My need to understand is the same as yours, whoever you are. That’s one of the strangest ironies of this story: after decades in which the ideology of the Western world was personally and economically individualistic, we’ve suddenly been hit by a crisis which shows in the starkest terms that whether we like it or not—and there are large parts of it that you would have to be crazy to like—we’re all in this together. The aftermath of the crisis is going to dominate the economics and politics of our societies for at least a decade to come and perhaps longer.

5) Which one of the following best captures the main argument of the last paragraph of the passage?
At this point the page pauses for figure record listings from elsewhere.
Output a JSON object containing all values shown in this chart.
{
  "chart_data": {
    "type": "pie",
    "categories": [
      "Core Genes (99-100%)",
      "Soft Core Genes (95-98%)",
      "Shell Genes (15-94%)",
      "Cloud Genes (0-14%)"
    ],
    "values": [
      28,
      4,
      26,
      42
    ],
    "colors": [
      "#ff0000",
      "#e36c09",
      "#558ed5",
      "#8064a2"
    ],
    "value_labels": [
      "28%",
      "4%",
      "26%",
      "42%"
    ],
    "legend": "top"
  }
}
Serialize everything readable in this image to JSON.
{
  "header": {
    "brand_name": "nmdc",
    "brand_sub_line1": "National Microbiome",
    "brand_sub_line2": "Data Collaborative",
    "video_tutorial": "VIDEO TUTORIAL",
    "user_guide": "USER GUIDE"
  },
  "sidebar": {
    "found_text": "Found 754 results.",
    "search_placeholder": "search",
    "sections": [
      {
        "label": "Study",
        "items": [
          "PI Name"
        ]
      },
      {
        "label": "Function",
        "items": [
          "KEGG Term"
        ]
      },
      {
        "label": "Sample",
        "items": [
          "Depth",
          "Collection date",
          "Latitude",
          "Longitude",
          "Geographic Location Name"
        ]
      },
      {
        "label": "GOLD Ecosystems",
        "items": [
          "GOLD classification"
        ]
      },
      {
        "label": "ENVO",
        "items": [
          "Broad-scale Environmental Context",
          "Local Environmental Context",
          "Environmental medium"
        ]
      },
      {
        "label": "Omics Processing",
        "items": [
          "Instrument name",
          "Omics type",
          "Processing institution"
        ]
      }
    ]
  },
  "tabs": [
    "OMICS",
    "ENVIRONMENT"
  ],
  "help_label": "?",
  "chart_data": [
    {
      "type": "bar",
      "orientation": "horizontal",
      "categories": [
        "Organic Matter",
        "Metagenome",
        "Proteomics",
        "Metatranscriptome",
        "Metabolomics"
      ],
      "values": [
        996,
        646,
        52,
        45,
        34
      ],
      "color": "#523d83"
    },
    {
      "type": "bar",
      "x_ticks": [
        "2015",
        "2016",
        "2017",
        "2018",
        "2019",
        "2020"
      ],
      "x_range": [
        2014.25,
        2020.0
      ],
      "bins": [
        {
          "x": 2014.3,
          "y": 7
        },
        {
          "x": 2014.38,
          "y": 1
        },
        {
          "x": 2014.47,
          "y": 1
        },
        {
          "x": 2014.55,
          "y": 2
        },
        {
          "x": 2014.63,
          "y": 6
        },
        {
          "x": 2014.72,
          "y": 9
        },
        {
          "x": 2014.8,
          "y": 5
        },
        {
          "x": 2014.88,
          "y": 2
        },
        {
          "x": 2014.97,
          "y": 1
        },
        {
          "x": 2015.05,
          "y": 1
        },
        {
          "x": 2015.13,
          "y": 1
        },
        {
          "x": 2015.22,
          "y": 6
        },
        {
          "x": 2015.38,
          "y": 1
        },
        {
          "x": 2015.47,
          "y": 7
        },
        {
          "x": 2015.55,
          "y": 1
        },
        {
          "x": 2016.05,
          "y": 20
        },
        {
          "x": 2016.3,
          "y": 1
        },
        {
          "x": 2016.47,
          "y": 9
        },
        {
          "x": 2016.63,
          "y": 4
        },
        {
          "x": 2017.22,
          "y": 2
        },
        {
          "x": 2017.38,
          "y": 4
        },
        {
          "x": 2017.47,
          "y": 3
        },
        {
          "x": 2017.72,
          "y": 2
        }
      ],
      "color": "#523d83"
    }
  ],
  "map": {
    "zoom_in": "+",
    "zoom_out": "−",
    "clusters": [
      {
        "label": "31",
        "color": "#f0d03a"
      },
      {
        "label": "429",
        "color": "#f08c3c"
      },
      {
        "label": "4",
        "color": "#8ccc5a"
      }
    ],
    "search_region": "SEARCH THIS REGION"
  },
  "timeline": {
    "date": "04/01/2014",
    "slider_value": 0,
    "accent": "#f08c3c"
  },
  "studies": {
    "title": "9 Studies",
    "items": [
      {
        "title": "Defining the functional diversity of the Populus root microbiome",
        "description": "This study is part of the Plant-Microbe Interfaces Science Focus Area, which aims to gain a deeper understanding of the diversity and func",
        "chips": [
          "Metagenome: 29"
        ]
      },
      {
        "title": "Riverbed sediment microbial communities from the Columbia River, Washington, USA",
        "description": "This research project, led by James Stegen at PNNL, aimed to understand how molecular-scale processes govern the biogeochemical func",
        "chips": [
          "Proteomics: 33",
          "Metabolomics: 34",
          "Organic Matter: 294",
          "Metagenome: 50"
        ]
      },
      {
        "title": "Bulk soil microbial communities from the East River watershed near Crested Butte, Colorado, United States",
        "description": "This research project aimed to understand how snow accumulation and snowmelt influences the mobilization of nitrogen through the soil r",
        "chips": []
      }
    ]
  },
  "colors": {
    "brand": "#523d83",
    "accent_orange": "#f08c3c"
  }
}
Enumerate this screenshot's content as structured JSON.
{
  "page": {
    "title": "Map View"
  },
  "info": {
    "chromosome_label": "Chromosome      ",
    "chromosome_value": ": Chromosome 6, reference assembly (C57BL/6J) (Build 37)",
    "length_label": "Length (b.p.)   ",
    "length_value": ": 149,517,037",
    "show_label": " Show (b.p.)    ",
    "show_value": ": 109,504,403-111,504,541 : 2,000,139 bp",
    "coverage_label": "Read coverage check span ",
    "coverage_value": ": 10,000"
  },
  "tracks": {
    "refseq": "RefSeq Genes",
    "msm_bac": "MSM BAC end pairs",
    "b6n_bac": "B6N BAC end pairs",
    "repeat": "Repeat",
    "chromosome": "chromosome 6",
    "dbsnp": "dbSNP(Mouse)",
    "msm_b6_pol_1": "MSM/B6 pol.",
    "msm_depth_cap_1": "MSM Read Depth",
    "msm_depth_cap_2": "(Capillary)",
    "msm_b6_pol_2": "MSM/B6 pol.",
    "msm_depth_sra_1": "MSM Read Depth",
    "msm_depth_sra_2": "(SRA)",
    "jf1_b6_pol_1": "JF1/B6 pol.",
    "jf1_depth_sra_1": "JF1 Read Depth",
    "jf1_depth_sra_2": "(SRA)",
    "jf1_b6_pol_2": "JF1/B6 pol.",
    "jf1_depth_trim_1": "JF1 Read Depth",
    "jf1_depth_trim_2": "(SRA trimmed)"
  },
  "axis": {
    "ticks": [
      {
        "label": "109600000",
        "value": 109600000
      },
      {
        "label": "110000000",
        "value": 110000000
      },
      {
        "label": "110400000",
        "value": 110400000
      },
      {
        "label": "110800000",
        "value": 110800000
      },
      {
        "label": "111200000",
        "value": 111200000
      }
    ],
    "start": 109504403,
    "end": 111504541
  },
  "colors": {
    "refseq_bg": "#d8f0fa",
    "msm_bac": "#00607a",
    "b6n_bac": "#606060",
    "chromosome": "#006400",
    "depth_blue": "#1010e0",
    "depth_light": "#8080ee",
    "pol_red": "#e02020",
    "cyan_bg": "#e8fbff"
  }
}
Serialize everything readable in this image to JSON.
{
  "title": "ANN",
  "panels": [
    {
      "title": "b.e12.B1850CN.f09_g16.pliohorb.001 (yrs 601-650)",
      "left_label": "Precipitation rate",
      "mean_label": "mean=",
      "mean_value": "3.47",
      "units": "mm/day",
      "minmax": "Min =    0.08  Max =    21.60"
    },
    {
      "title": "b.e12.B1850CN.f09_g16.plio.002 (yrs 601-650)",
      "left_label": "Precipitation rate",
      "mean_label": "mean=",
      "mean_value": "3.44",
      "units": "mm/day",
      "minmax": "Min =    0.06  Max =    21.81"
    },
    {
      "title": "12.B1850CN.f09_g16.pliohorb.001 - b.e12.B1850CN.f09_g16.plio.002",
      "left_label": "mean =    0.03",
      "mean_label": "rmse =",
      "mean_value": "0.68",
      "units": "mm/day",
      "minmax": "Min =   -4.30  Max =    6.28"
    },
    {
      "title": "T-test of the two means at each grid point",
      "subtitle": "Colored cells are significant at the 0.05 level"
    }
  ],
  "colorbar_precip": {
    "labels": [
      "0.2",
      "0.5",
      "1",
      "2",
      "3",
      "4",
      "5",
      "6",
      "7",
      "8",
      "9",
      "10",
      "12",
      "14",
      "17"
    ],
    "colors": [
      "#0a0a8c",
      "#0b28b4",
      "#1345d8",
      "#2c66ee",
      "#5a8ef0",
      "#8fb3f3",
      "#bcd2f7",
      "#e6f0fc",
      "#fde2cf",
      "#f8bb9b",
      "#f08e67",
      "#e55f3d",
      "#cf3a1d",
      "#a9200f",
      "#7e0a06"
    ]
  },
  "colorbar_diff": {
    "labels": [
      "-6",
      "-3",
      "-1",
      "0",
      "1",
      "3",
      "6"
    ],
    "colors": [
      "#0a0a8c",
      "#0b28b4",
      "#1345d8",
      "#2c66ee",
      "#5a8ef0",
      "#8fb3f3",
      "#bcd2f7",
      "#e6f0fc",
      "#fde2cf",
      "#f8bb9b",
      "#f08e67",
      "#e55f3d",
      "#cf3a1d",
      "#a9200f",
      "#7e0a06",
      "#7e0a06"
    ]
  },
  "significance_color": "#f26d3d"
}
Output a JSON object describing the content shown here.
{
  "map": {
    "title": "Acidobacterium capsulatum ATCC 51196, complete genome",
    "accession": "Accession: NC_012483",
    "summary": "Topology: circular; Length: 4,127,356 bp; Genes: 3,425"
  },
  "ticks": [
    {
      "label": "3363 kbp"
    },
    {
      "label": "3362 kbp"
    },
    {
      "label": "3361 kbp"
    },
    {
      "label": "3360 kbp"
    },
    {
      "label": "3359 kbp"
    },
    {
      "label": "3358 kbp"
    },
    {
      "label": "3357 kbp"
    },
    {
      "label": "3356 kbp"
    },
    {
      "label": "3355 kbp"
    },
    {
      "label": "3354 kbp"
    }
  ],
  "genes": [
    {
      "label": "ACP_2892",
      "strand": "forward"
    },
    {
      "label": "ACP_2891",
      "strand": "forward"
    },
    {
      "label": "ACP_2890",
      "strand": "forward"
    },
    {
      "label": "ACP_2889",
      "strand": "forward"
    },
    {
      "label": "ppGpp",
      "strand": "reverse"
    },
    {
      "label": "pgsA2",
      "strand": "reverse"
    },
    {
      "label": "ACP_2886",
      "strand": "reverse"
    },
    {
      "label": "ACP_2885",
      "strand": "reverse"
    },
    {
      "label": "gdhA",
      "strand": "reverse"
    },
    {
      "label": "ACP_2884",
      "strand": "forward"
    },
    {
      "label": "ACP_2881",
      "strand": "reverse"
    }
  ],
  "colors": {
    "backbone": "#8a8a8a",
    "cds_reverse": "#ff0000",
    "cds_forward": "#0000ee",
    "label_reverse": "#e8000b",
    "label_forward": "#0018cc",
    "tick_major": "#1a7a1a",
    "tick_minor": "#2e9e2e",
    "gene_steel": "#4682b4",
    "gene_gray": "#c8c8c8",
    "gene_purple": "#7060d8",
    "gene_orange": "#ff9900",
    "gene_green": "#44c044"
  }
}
(1) The aftermath of the crisis will strengthen the central ideology of individualism in the Western world.
(2) Whoever you are, you would be crazy to think that there is no crisis.
(3) In the decades to come, other ideologies will emerge in the aftermath of the crisis.
(4) The ideology of individualism must be set aside in order to deal with the crisis.

6) Which one of the following, if true, would be an accurate inference from the first sentence of the passage?

(1) The author has witnessed many economic crises by travelling a lot for two years.
(2) The author’s preoccupation with the economic crisis is not less than two years old.
(3) The author is preoccupied with the economic crisis because he is being followed.
(4) The economic crisis outlasted the author’s preoccupation with it.

7) Which one of the following, if false, could be seen as supporting the author’s claims?

(1) The economic crisis was not a failure of collective action to rectify economic problems.
(2) Most people are yet to gain any real understanding of the workings of the financial world.
(3) The huge gap between science and the arts has steadily narrowed over time.
(4) The global economic crisis lasted for more than two years.

8) All of the following, if true, could be seen as supporting the arguments in the passage, EXCEPT:

(1) The failure of economic systems does not necessarily mean the failure of their ideologies.
(2) The story of the economic crisis is also one about international relations, global financial security, and mass psychology.
(3) The difficulty with understanding financial matters is that they have become so arcane.
(4) Economic crises could be averted by changing prevailing ideologies and beliefs.

9) According to the passage, the author is likely to be supportive of which one of the following programmes?

(1) An educational curriculum that promotes developing financial literacy in the masses.
(2) The complete nationalisation of all financial institutions.
(3) An educational curriculum that promotes economic research.
(4) Economic policies that are more sensitively calibrated to the fluctuations of the market.